Vietnam is one of the world’s largest exporters of farm produce, with particular strengths in coffee, pepper, cashew nuts, and rubber. But the value of Vietnam’s agricultural export items and standards for the products has been decided by foreign businesses.
Once Vietnamese exporters abide by international standards and technical barriers, they can defend their products and will not be dumped in overseas markets. All transactions are made in line with market regulations.
Nguyen Duc Dung, Deputy Director General of the Vietnam Commodity Exchange, said, “We have connected with logistics and warehouse providers to facilitate businesses who participate in our exchange. We want to help businesses to prevent possible risks.”
Vietnamese farmers have been forced to sell their pepper at low prices as they are unable to control the price due to a lack of world reference prices. Meanwhile, the pepper prices of India and Brazil remain relatively high as they benefit from being traded through the commodity exchange.

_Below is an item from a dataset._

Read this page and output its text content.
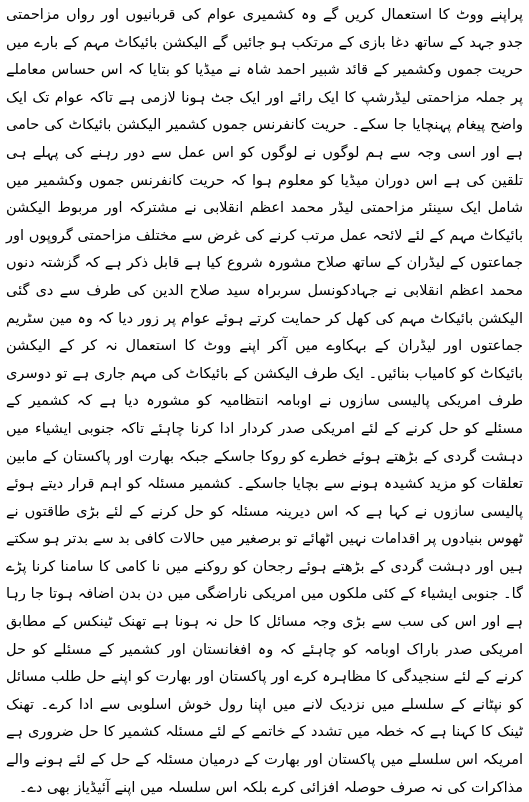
پراپنے ووٹ کا استعمال کریں گے وہ کشمیری عوام کی قربانیوں اور رواں مزاحمتی جدو جہد کے ساتھ دغا بازی کے مرتکب ہو جائیں گے الیکشن بائیکاٹ مہم کے بارے میں حریت جموں وکشمیر کے قائد شبیر احمد شاہ نے میڈیا کو بتایا کہ اس حساس معاملے پر جملہ مزاحمتی لیڈرشپ کا ایک رائے اور ایک جٹ ہونا لازمی ہے تاکہ عوام تک ایک واضح پیغام پہنچایا جا سکے۔ حریت کانفرنس جموں کشمیر الیکشن بائیکاٹ کی حامی ہے اور اسی وجہ سے ہم لوگوں نے لوگوں کو اس عمل سے دور رہنے کی پہلے ہی تلقین کی ہے اس دوران میڈیا کو معلوم ہوا کہ حریت کانفرنس جموں وکشمیر میں شامل ایک سینئر مزاحمتی لیڈر محمد اعظم انقلابی نے مشترکہ اور مربوط الیکشن بائیکاٹ مہم کے لئے لائحہ عمل مرتب کرنے کی غرض سے مختلف مزاحمتی گروپوں اور جماعتوں کے لیڈران کے ساتھ صلاح مشورہ شروع کیا ہے قابل ذکر ہے کہ گزشتہ دنوں محمد اعظم انقلابی نے جہادکونسل سربراہ سید صلاح الدین کی طرف سے دی گئی الیکشن بائیکاٹ مہم کی کھل کر حمایت کرتے ہوئے عوام پر زور دیا کہ وہ مین سٹریم جماعتوں اور لیڈران کے بہکاوے میں آکر اپنے ووٹ کا استعمال نہ کر کے الیکشن بائیکاٹ کو کامیاب بنائیں۔ ایک طرف الیکشن کے بائیکاٹ کی مہم جاری ہے تو دوسری طرف امریکی پالیسی سازوں نے اوبامہ انتظامیہ کو مشورہ دیا ہے کہ کشمیر کے مسئلے کو حل کرنے کے لئے امریکی صدر کردار ادا کرنا چاہئے تاکہ جنوبی ایشیاء میں دہشت گردی کے بڑھتے ہوئے خطرے کو روکا جاسکے جبکہ بھارت اور پاکستان کے مابین تعلقات کو مزید کشیدہ ہونے سے بچایا جاسکے۔ کشمیر مسئلہ کو اہم قرار دیتے ہوئے پالیسی سازوں نے کہا ہے کہ اس دیرینہ مسئلہ کو حل کرنے کے لئے بڑی طاقتوں نے ٹھوس بنیادوں پر اقدامات نہیں اٹھائے تو برصغیر میں حالات کافی بد سے بدتر ہو سکتے ہیں اور دہشت گردی کے بڑھتے ہوئے رجحان کو روکنے میں نا کامی کا سامنا کرنا پڑے گا۔ جنوبی ایشیاء کے کئی ملکوں میں امریکی ناراضگی میں دن بدن اضافہ ہوتا جا رہا ہے اور اس کی سب سے بڑی وجہ مسائل کا حل نہ ہونا ہے تھنک ٹینکس کے مطابق امریکی صدر باراک اوبامہ کو چاہئے کہ وہ افغانستان اور کشمیر کے مسئلے کو حل کرنے کے لئے سنجیدگی کا مظاہرہ کرے اور پاکستان اور بھارت کو اپنے حل طلب مسائل کو نپٹانے کے سلسلے میں نزدیک لانے میں اپنا رول خوش اسلوبی سے ادا کرے۔ تھنک ٹینک کا کہنا ہے کہ خطہ میں تشدد کے خاتمے کے لئے مسئلہ کشمیر کا حل ضروری ہے امریکہ اس سلسلے میں پاکستان اور بھارت کے درمیان مسئلہ کے حل کے لئے ہونے والے مذاکرات کی نہ صرف حوصلہ افزائی کرے بلکہ اس سلسلہ میں اپنے آئیڈیاز بھی دے۔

Nguyen Mai Oanh, Vice Chairwoman of the Vietnam Pepper Association, said, “We have worked with India’s Pepper Association and agreed to participate in the same commodity exchange. It will become easier for us to exchange information and stabilize pepper prices. Indian firms want to invest in Vietnam and participate in Vietnam’s pepper transaction floor.”
The Ministry of Industry and Trade previously piloted the Buon Me Thuot coffee exchange center which was closed a few years later. Foreign companies often buy Vietnam’s coffee at low prices, then process and sell it at higher prices. Vietnamese coffee enterprises and farmers hope that the domestic commodity exchange will be linked with foreign ones to help more transparent information and reduce risks caused by price fluctuations.
Nguyen Huu Thang, Director of Xuân Lộc Pepper Co-operative in Dong Nai province, said, “Farmers don’t know which criteria are required for pepper to be traded on the commodity exchange We hope managers and specialists will help us to follow the standards so that our products can be listed on the exchange soon.”
Trinh Duc Minh, President of Dak Lak province’s Coffee Association said domestic farm produce companies need more support to fully benefit from commodity exchanges.
Minh said, “Businesses, banks, logistics companies, and goods trading bureaus should work and link with each other. Once we’re successful with some initial products, we can create trust.”